De toute façon, ce rapport parlementaire a déjà été enterré par Macron, avant même sa publication, nouvelle illustration du mépris du prince-président pour le débat public, un débat tenu de s’effacer à chaque fois qu’est mentionnée une « promesse » du président. Une gouvernance infantile pour un pays qui se laisse trop facilement infantiliser. Mais quelle que soit la forme retenue pour le SNU – enfermement généralisé pour Macron, « parcours citoyen » pour les députés – on retrouve dans les deux options les mêmes illusions, le même système de pensée, les mêmes mensonges dès lors qu’il est question de citoyenneté et de défense. Illusion qui consiste à penser la construction de la citoyenneté comme une leçon de morale qu’on adresse aux jeunes et à eux seuls pour mieux se dédouaner de ses propres responsabilités. Confusion constamment entretenue entre citoyenneté et défense, entre défense et armée, cette dernière n’ayant jamais été (ou alors très exceptionnellement) au service des citoyens dans leur ensemble. Imposture autour du « brassage social » revendiqué par les défenseurs d’un service obligatoire, mais un brassage qui ne concernerait que les jeunes sans avoir à remettre en cause les fondements d’une société profondément inégalitaire. Profonde méfiance pour un système éducatif, une école, qu’il faudrait étayer, prolonger par un dispositif de coercition et de contraintes où l’enfermement tient une place de choix (internat, caserne). Incapacité à reconnaître que, sur certains sujets, le regard critique puisse s’exercer : sur l’armée, sur la guerre, sur la citoyenneté, l’endoctrinement l’emporte sur la liberté de conscience.

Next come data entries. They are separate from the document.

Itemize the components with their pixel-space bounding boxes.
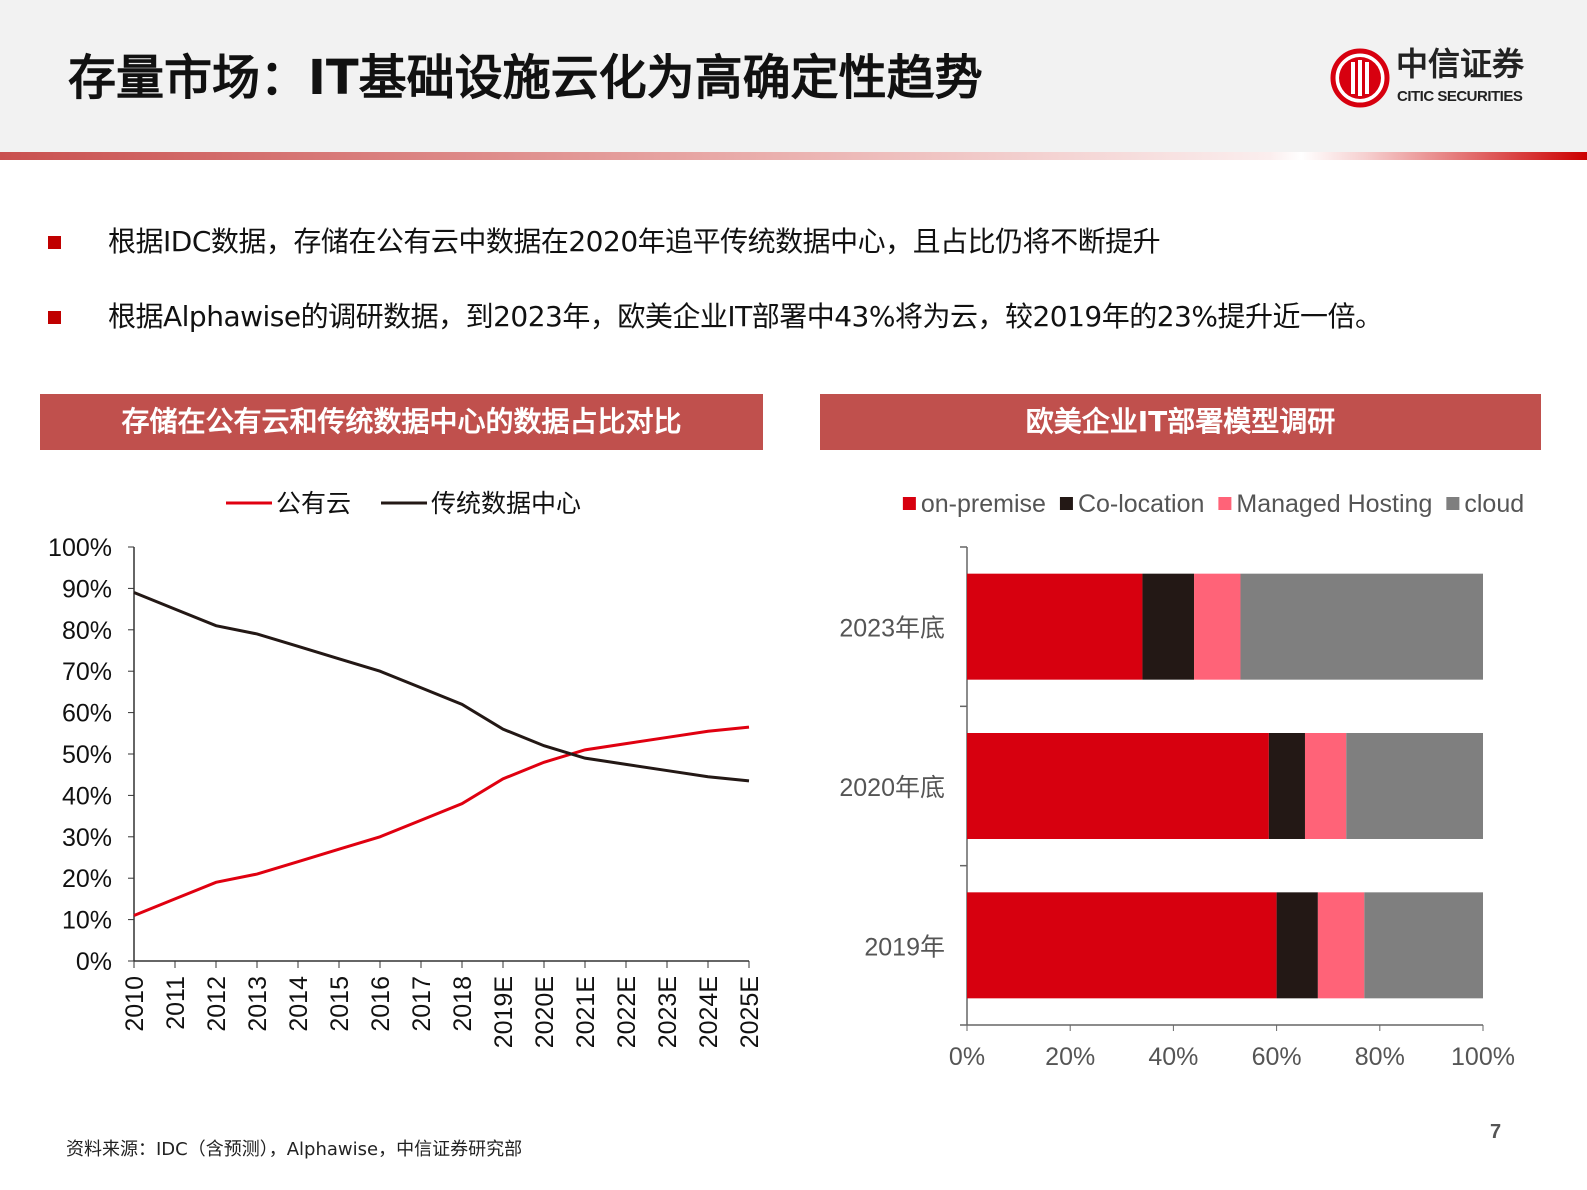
- legend-label: 公有云: [276, 490, 351, 518]
- x-tick-label: 2019E: [490, 976, 518, 1048]
- x-tick-label: 60%: [1252, 1043, 1302, 1071]
- bar-segment-managed-hosting: [1304, 733, 1347, 839]
- bar-segment-managed-hosting: [1317, 892, 1365, 999]
- citic-logo: 中信证券 CITIC SECURITIES: [1330, 46, 1560, 110]
- x-tick-label: 2022E: [613, 976, 641, 1048]
- y-tick-label: 10%: [62, 907, 112, 935]
- x-tick-label: 80%: [1355, 1043, 1405, 1071]
- x-tick-label: 2015: [326, 976, 354, 1032]
- bar-segment-on-premise: [967, 733, 1269, 839]
- series-line-public-cloud: [133, 725, 750, 917]
- category-label: 2020年底: [839, 774, 945, 802]
- legend-label: cloud: [1464, 490, 1524, 518]
- bar-segment-on-premise: [967, 573, 1143, 680]
- bar-segment-cloud: [1346, 733, 1483, 839]
- y-tick-label: 20%: [62, 865, 112, 893]
- bar-chart-title: 欧美企业IT部署模型调研: [820, 394, 1541, 450]
- x-tick-label: 2011: [162, 976, 190, 1030]
- legend-swatch: [1059, 497, 1073, 510]
- legend-swatch: [1446, 497, 1460, 510]
- bar-segment-cloud: [1240, 573, 1483, 680]
- x-tick-label: 2018: [449, 976, 477, 1032]
- x-tick-label: 2014: [285, 976, 313, 1032]
- citic-logo-icon: [1330, 48, 1390, 108]
- bullet-square-icon: [48, 236, 61, 249]
- x-tick-label: 2020E: [531, 976, 559, 1048]
- x-tick-label: 2024E: [695, 976, 723, 1048]
- x-tick-label: 2025E: [736, 976, 764, 1048]
- legend-label: 传统数据中心: [431, 490, 581, 518]
- bullet-square-icon: [48, 311, 61, 324]
- line-chart-title: 存储在公有云和传统数据中心的数据占比对比: [40, 394, 763, 450]
- bar-segment-co-location: [1142, 573, 1195, 680]
- legend-swatch: [902, 497, 916, 510]
- category-label: 2023年底: [839, 615, 945, 643]
- series-line-traditional: [133, 591, 750, 783]
- y-tick-label: 0%: [76, 948, 112, 976]
- x-tick-label: 2017: [408, 976, 436, 1032]
- x-tick-label: 2013: [244, 976, 272, 1032]
- bar-segment-co-location: [1268, 733, 1305, 839]
- legend-label: Co-location: [1078, 490, 1204, 518]
- bar-segment-co-location: [1276, 892, 1318, 999]
- x-tick-label: 100%: [1451, 1043, 1515, 1071]
- x-tick-label: 2021E: [572, 976, 600, 1048]
- legend-label: on-premise: [921, 490, 1046, 518]
- y-tick-label: 60%: [62, 700, 112, 728]
- source-note: 资料来源：IDC（含预测），Alphawise，中信证券研究部: [66, 1139, 523, 1160]
- bullet-text: 根据Alphawise的调研数据，到2023年，欧美企业IT部署中43%将为云，…: [108, 300, 1383, 333]
- x-tick-label: 0%: [949, 1043, 985, 1071]
- bar-segment-cloud: [1364, 892, 1483, 999]
- y-tick-label: 50%: [62, 741, 112, 769]
- x-tick-label: 2010: [121, 976, 149, 1032]
- legend: on-premise Co-location Managed Hosting clou…: [902, 490, 1524, 518]
- header: 存量市场：IT基础设施云化为高确定性趋势 中信证券 CITIC SECURITI…: [0, 0, 1587, 152]
- logo-text-en: CITIC SECURITIES: [1397, 88, 1523, 105]
- legend-label: Managed Hosting: [1236, 490, 1432, 518]
- bullet-text: 根据IDC数据，存储在公有云中数据在2020年追平传统数据中心，且占比仍将不断提…: [108, 225, 1161, 258]
- page-title: 存量市场：IT基础设施云化为高确定性趋势: [68, 50, 983, 106]
- legend-swatch: [1218, 497, 1232, 510]
- y-tick-label: 80%: [62, 617, 112, 645]
- x-tick-label: 2023E: [654, 976, 682, 1048]
- y-tick-label: 30%: [62, 824, 112, 852]
- line-chart: 0% 10% 20% 30% 40% 50% 60% 70% 80% 90% 100% 2010 201…: [48, 490, 764, 1048]
- x-tick-label: 40%: [1148, 1043, 1198, 1071]
- bar-chart: 0% 20% 40% 60% 80% 100% 2023年底 2020年底 2019年 on-pr…: [839, 490, 1524, 1071]
- x-tick-label: 2012: [203, 976, 231, 1032]
- y-tick-label: 90%: [62, 575, 112, 603]
- category-label: 2019年: [864, 933, 945, 961]
- x-tick-label: 2016: [367, 976, 395, 1032]
- header-divider: [0, 152, 1587, 160]
- y-tick-label: 100%: [48, 534, 112, 562]
- x-tick-label: 20%: [1045, 1043, 1095, 1071]
- page-number: 7: [1490, 1121, 1502, 1143]
- y-tick-label: 40%: [62, 782, 112, 810]
- y-tick-label: 70%: [62, 658, 112, 686]
- logo-text-cn: 中信证券: [1396, 45, 1525, 83]
- bar-segment-managed-hosting: [1194, 573, 1241, 680]
- bar-segment-on-premise: [967, 892, 1277, 999]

Reste une dernière interrogation : à travers les différents projets de service obligatoire, c’est bien une classe d’âge qui est visée mais aussi l’école. Pourquoi, dans ces conditions, les acteurs de l’école restent-ils aussi obstinément silencieux devant ce qui s’annonce comme un recul majeur des libertés publiques ? « Le monde enseignant – affirme Emilie Guerel, une des rapporteures de la commission – nous a paru très enclin à participer au futur dispositif, dont les acteurs perçoivent bien toute l’utilité. » C’est vrai, ça ?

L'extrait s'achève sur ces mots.